Neural stem cells continuously form new neurons in the adult brain. But after injury, these stem cells seem able to become other cell types, such as glial cells that support neurons. This flexibility helps the brain heal naturally, but it poses a problem to scientists developing treatments for neurological diseases. In some diseases only new neurons are needed; for others the non-neuronal cells are essential, so researchers want to be able to direct cells to desired fates. In a series of recent papers, two La Jolla, California, research groups provide potential solutions to these brain-bending problems, showing that overexpression of single genes can reliably direct neural differentiation.

Stuart Lipton and his colleagues at the Burnham Institute for Medical Research focused on creating pure cultures of neuronal cells. They genetically engineered mouse embryonic stem cells to constitutively express the transcription factor myocyte enhancer factor 2C (MEF2C), named after its role in muscle. They then used neuronal markers and electrophysiology to show, both in vitro and in vivo, that the transformed cell lines differentiated almost exclusively as neurons. After transplanting the cells into the brain, the researchers noticed that MEF2C also seemed to protect the cells from apoptosis. No tumours formed, and stroke-afflicted mice displayed improved performance in a suite of neurobehavioral tests1.

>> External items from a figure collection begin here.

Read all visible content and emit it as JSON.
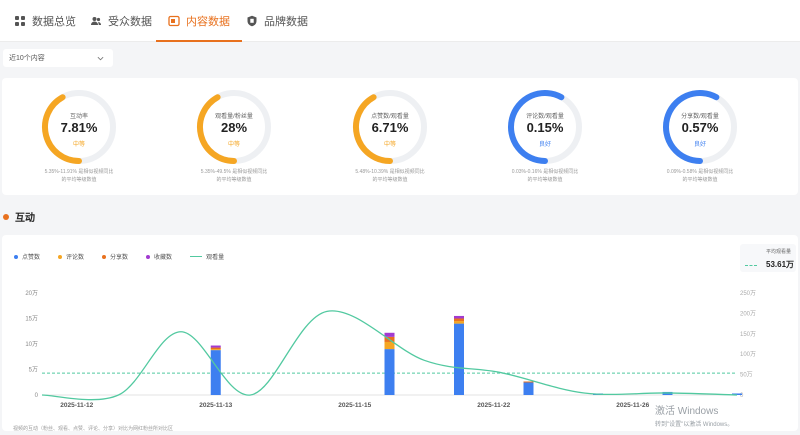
{
  "tabs": [
    {
      "label": "数据总览",
      "icon": "grid-icon",
      "active": false
    },
    {
      "label": "受众数据",
      "icon": "users-icon",
      "active": false
    },
    {
      "label": "内容数据",
      "icon": "content-icon",
      "active": true
    },
    {
      "label": "品牌数据",
      "icon": "brand-icon",
      "active": false
    }
  ],
  "filter": {
    "value": "近10个内容"
  },
  "metrics": [
    {
      "label": "互动率",
      "value": "7.81%",
      "status": "中等",
      "desc1": "5.35%-11.91% 是相似视频同比",
      "desc2": "的平均等级数值",
      "level": 0.42,
      "color": "#f5a623",
      "status_color": "#f5a623"
    },
    {
      "label": "观看量/粉丝量",
      "value": "28%",
      "status": "中等",
      "desc1": "5.35%-49.5% 是相似视频同比",
      "desc2": "的平均等级数值",
      "level": 0.42,
      "color": "#f5a623",
      "status_color": "#f5a623"
    },
    {
      "label": "点赞数/观看量",
      "value": "6.71%",
      "status": "中等",
      "desc1": "5.48%-10.39% 是相似视频同比",
      "desc2": "的平均等级数值",
      "level": 0.42,
      "color": "#f5a623",
      "status_color": "#f5a623"
    },
    {
      "label": "评论数/观看量",
      "value": "0.15%",
      "status": "良好",
      "desc1": "0.03%-0.16% 是相似视频同比",
      "desc2": "的平均等级数值",
      "level": 0.58,
      "color": "#3d7ff0",
      "status_color": "#3d7ff0"
    },
    {
      "label": "分享数/观看量",
      "value": "0.57%",
      "status": "良好",
      "desc1": "0.09%-0.58% 是相似视频同比",
      "desc2": "的平均等级数值",
      "level": 0.58,
      "color": "#3d7ff0",
      "status_color": "#3d7ff0"
    }
  ],
  "section": {
    "title": "互动"
  },
  "legend": [
    {
      "label": "点赞数",
      "color": "#3d7ff0",
      "kind": "dot"
    },
    {
      "label": "评论数",
      "color": "#f5a623",
      "kind": "dot"
    },
    {
      "label": "分享数",
      "color": "#e8711e",
      "kind": "dot"
    },
    {
      "label": "收藏数",
      "color": "#a23bd0",
      "kind": "dot"
    },
    {
      "label": "观看量",
      "color": "#52c9a0",
      "kind": "line"
    }
  ],
  "average": {
    "label": "平均观看量",
    "value": "53.61万"
  },
  "footnote": "视频的互动（粉丝、观看、点赞、评论、分享）对比为网红粉丝所对比区",
  "watermark": {
    "line1": "激活 Windows",
    "line2": "转到\"设置\"以激活 Windows。"
  },
  "chart_data": {
    "type": "bar",
    "x_ticks": [
      "2025-11-12",
      "2025-11-13",
      "2025-11-15",
      "2025-11-22",
      "2025-11-26"
    ],
    "y_left_ticks": [
      "0",
      "5万",
      "10万",
      "15万",
      "20万"
    ],
    "y_right_ticks": [
      "0",
      "50万",
      "100万",
      "150万",
      "200万",
      "250万"
    ],
    "y_left_range": [
      0,
      200000
    ],
    "y_right_range": [
      0,
      2500000
    ],
    "bars": [
      {
        "pos": 11,
        "likes": 0,
        "comments": 0,
        "shares": 0,
        "collects": 0
      },
      {
        "pos": 25,
        "likes": 88000,
        "comments": 2000,
        "shares": 3000,
        "collects": 4000
      },
      {
        "pos": 36,
        "likes": 0,
        "comments": 0,
        "shares": 0,
        "collects": 0
      },
      {
        "pos": 50,
        "likes": 90000,
        "comments": 14000,
        "shares": 10000,
        "collects": 8000
      },
      {
        "pos": 60,
        "likes": 140000,
        "comments": 5000,
        "shares": 5000,
        "collects": 5000
      },
      {
        "pos": 70,
        "likes": 25000,
        "comments": 0,
        "shares": 1500,
        "collects": 0
      },
      {
        "pos": 80,
        "likes": 3000,
        "comments": 0,
        "shares": 0,
        "collects": 0
      },
      {
        "pos": 90,
        "likes": 6000,
        "comments": 0,
        "shares": 0,
        "collects": 0
      },
      {
        "pos": 100,
        "likes": 3000,
        "comments": 0,
        "shares": 0,
        "collects": 0
      }
    ],
    "views_line": [
      {
        "pos": 0,
        "views": 0
      },
      {
        "pos": 11,
        "views": 0
      },
      {
        "pos": 20,
        "views": 1550000
      },
      {
        "pos": 30,
        "views": 0
      },
      {
        "pos": 41,
        "views": 2050000
      },
      {
        "pos": 55,
        "views": 850000
      },
      {
        "pos": 66,
        "views": 550000
      },
      {
        "pos": 78,
        "views": 50000
      },
      {
        "pos": 90,
        "views": 50000
      },
      {
        "pos": 100,
        "views": 0
      }
    ],
    "average_views": 536100
  }
}
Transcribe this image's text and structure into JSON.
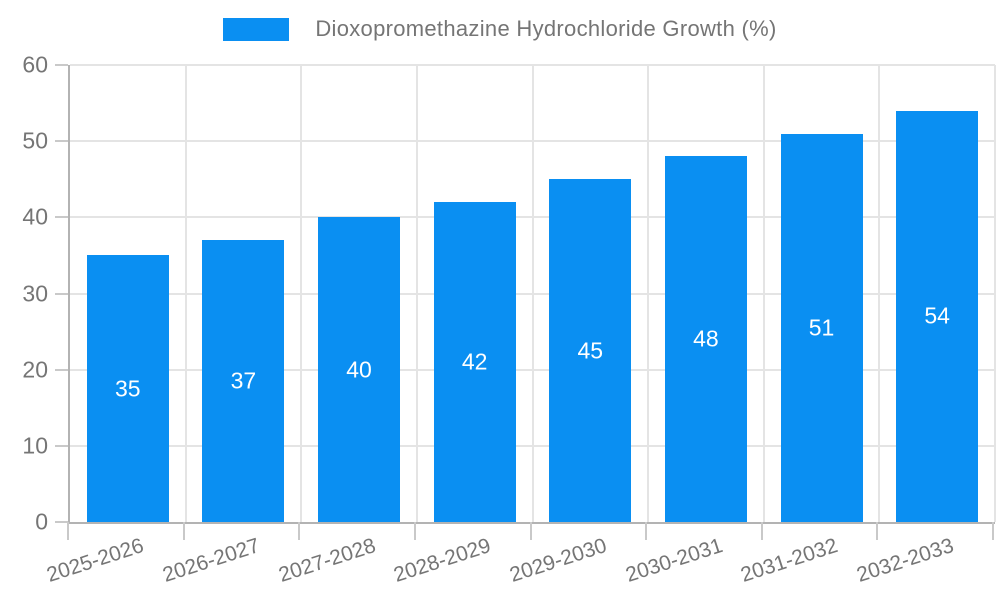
{
  "legend": {
    "label": "Dioxopromethazine Hydrochloride Growth (%)"
  },
  "colors": {
    "bar": "#0a8ff2",
    "grid": "#e4e4e4",
    "axis": "#b3b3b3",
    "tick": "#c9c9c9",
    "text": "#757575",
    "value_label": "#ffffff",
    "background": "#ffffff"
  },
  "chart_data": {
    "type": "bar",
    "title": "",
    "series_name": "Dioxopromethazine Hydrochloride Growth (%)",
    "categories": [
      "2025-2026",
      "2026-2027",
      "2027-2028",
      "2028-2029",
      "2029-2030",
      "2030-2031",
      "2031-2032",
      "2032-2033"
    ],
    "values": [
      35,
      37,
      40,
      42,
      45,
      48,
      51,
      54
    ],
    "value_label_position": "inside-center",
    "xlabel": "",
    "ylabel": "",
    "ylim": [
      0,
      60
    ],
    "yticks": [
      0,
      10,
      20,
      30,
      40,
      50,
      60
    ],
    "grid": true,
    "legend_position": "top-center"
  }
}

“The real beauty of this factor is we get two for one,” says Lipton, referring to both the neuronal induction and antiapoptotic properties of MEF2C. In a companion paper Lipton's group showed the centrality of MEF2C in neuronal development by conditionally knocking out the MEF2C gene in neuronal stem (NS) cells during early mouse development2. This led to compacted, aggregated neurons with an abnormal distribution in the neocortex. Further, mice surviving to adulthood exhibited severe behavioural defects reminiscent of Rett syndrome, an autism-spectrum disorder2. Lipton thinks MEF2C has an underappreciated effect in the brain. “We think we've found the mother or father factor of what controls neuronal stem cells,” he says.

Still, other transcription factors are also important in neural development. Fred Gage, of the Salk Institute, and his colleagues concentrated on the transcription factor Ascl1. But rather than generating neuronal cells, Gage's team coaxed NS cells that would ordinarily produce neurons to adopt a different neural cell fate. The team used retroviruses to induce overexpression of Ascl1 in adult mouse brains, which then redirected hippocampal NS cells to exclusively form oligodendrocytes, a type of glial cell that constitutes part of the myelin3. At a basic level, this confirms in vivo that certain adult NS cells deemed destined to form neurons actually retain fate plasticity, says Sebastian Jessberger, lead author of the study and now at the Swiss Federal Institute of Technology (ETH) in Zurich. On a more applied front, “it's a proof of principle that you can tailor cell types” to any neural cell of interest, he says.

Daniel Hoeppner, of the National Institutes of Health's National Institute of Neurological Disorders and Stroke, in Bethesda, Maryland, says that these papers “begin to break down the concept of [cell fate] commitment.” Lipton's embryonic stem cells and Gage's adult hippocampal stem cells are at opposite ends of the specificity spectrum, he notes, but simple manipulations dramatically change the output of both cell types. “These papers can provide the foundation for understanding the switch mechanisms in the cell that make it either specified or unspecified.” Both studies convincingly presented the genetic control underlying this switch, and the phenotypic characterizations were “robust and complete,” adds Hoeppner, but the molecular changes in gene expression and chromatin restructuring that accompany the reprogramming remain poorly described. Once those are also worked out, however, reprogramming NS cells could become a no-brainer.